Only in the past few years, though, has the rest of the world even heard of it. The first reports filtered out in 2000, when the government's Assam-based Defense Research Laboratory announced the bhut jolokia as the world's hottest chili. But their tests, reportedly done during research on tear gas, took years to be corroborated.

The confirmation came earlier this year from New Mexico State University's Chile Pepper Institute, where spiciness is a religion.
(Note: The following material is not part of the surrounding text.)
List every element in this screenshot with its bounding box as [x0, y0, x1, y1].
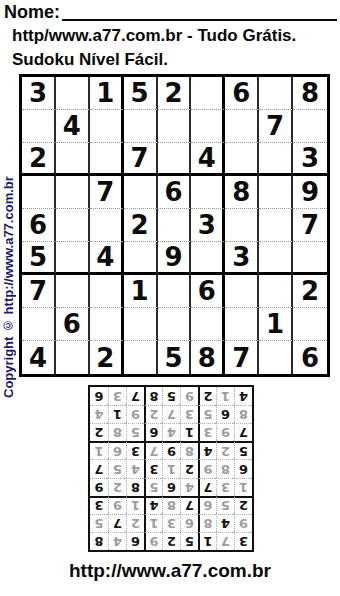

The institute got its first bhut jolokia seeds in 2001, but it took years to grow enough peppers for testing.

Their results, backed up by two independent labs and heralded by Guinness, were astonishing.

A chili's spiciness can be scientifically measured by calculating its content of capsaicin, the chemical that gives a pepper its bite, and counting its Scoville units.

And how hot is the bhut jolokia?

As a way of comparison: Classic Tabasco sauce ranges from 2,500 to 5,000 Scoville units. Your basic jalapeno pepper measures anywhere from 2,500 to 8,000. The previous record holder, the Red Savina habanero, was tested at up to 580,000 Scovilles.

The bhut jolokia crushed those contenders, testing at 1,001,304 Scoville units.